Unfortunately 1x lumber is 3/4" so there would be 1/2" sticking through or clinched over which I hate. I think the staples will work well though.

The nails I picked up for the wind boards and framing are the best gun nails I ever saw, 3 1/4" full head, twist, coated. Supplier showed me a sample and I went yep, that's the nail for me, gimme a whole box, SOLD!
Have to go to a specialty supplier for anything other than cheap smooth clip heads here.


----------



## chuckhole (Mar 2, 2006)

Rectifier said:


> Had to look up the nail size, we always just used inches around here. 6d = 2" which is my shortest length for my gun.
> Unfortunately 1x lumber is 3/4" so there would be 1/2" sticking through or clinched over which I hate. I think the staples will work well though.
> 
> The nails I picked up for the wind boards and framing are the best gun nails I ever saw, 3 1/4" full head, twist, coated. Supplier showed me a sample and I went yep, that's the nail for me, gimme a whole box, SOLD!
> Have to go to a specialty supplier for anything other than cheap smooth clip heads here.


Check into corral boards. Home Depot and Lowes sell them in 8' and 16' lengths. They are rough cut 1"x6" boards so they really are 1" x 6". Plus they are less expensive. No problem for 2" nails. Just a thought.......but I would probably go staples too.

I too delayed in getting air nailers.......until I got tennis elbow swinging a hammer. Took almost 4 months to heal.

Now I have 4 nail guns. Never go back.


----------



## Beulah_Land (Mar 24, 2014)

With regard to nails for pneumatic framing nailers, for best results, screw (twisted) nails and ring shank nails should not be considered interchangeable. These "deformed shank" nails are designed to resist "backing out" due to changes in temperature and moisture content.

Screw shank nails are designed for denser, drier woods. This type nail depends on the resistance of the firmer material to "screw" the nail into the wood. The ring-shank nails work best in softer, moist woods.
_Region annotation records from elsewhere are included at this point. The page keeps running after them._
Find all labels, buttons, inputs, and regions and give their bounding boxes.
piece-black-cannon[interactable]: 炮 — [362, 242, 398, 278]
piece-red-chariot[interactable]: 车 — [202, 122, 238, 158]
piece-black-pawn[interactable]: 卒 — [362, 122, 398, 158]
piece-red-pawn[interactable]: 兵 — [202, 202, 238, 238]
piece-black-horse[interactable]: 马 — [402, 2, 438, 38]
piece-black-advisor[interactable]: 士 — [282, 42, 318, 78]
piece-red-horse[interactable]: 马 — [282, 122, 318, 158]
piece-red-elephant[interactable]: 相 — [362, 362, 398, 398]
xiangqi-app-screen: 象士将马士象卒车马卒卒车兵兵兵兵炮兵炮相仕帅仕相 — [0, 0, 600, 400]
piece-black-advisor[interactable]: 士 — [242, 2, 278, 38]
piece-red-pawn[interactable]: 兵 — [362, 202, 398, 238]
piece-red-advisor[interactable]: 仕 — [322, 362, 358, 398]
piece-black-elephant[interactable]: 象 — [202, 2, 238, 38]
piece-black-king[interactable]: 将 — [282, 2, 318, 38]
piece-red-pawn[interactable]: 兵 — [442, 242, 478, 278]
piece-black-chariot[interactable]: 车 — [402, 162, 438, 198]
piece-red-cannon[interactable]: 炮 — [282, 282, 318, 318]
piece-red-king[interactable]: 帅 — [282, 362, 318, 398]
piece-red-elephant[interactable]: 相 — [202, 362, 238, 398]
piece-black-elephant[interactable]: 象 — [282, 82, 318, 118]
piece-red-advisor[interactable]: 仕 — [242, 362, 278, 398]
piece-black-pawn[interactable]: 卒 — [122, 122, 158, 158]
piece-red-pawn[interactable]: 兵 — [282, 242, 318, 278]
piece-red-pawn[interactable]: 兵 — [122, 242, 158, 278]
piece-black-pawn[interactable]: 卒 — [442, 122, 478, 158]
The wood fibers actually open up and then close back around the rings.

I cannot think of any major nail manufacturer who does not "coat" their nails today. The coating is a very thin layer of a thermo-plastic polymer. The friction from driving the nail melts this coating. As it cools, it bonds with the wood fibers increasing the holding power of the nail. 

For exterior purposes, electro-galvanized nails can still be found in some flea markets, yard sales, etc... They should NOT be used in today's treated lumber. The galvanization is a "sacrificial" metal that delays corrosion of the nail. The newer wood preservatives are highly caustic and will completely dissolve an electro-galvanized nail in very short order. The ideal fastener for this application is stainless steel. They are quite pricey and harder to find. A middle of the road alternative is a "hot dipped" galvanized nail. The galvanizing zinc layer is much thicker and will delay failure of the nail for far longer than the electro-galvanized nail.

With the exception of stainless steel, smooth, ring shank and screw shank collated nails are commonly found in all the big box stores around the country. Be careful...not all nails are created equal. For structural work, try to use a shank diameter of .131" . You can get away with .120" diameter nails for subfloors, tread way boards, etc... Also watch the box counts. There are "consumer" packs and contractor packs. The price per thousand on the consumer pack will be much higher. 

It is also worth noting that there are three major categories of gun nails for "stick nailers". The difference is in the angle in which they are collated. A common type is the 33 degree "modified head" (commonly called clip head or D head). Paslode and Senco brand nailers commonly use this type. A second common type is the 22 degree full round head. Duo-fast and Hitachi are two brands that commonly use these. The third major type is the 28 degree modified head. This used to be peculiar to the Bostich brand tools - but I expect that there are other brands that will drive these nails as well (Max, Apach, etc...).

I would be remiss if I didn't make a pitch for safety glasses here. These tools work by using compressed air to ram a tempered piece of steel onto the end of a nail that is made from scrap metals that have been recycled. There will be tiny shards of steel flying around. In addition to wood chips, the plastic, paper or steel used to collate the nails also gets thrown around. Don't be the folks who are used as an example of why you should wear safety glasses!

Okay, I reckon I'm finished. Please feel free to ask if you have any questions.  (We haven't even touched roofing nailers, finish nailers, coil nailers or staplers yet!) For those of us who have used these things for years, it is not much of a mystery. I have to believe it is a bit daunting for a new user.


----------



## jamesdaclark (Aug 2, 2012)

I use a stapler for tons of jobs. Mine has a 1/2" crown and shoots from 1" to 2 1/2" staples. A box of 5000 staples is around $40 and lasts forever. I have used staples for nearly ten years now and have NEVER had anything come apart. The Senco brand staple I buy are galvy with adhesive. I have several other nail guns also, but for light construction jobs the stapler is by far my favorite.


----------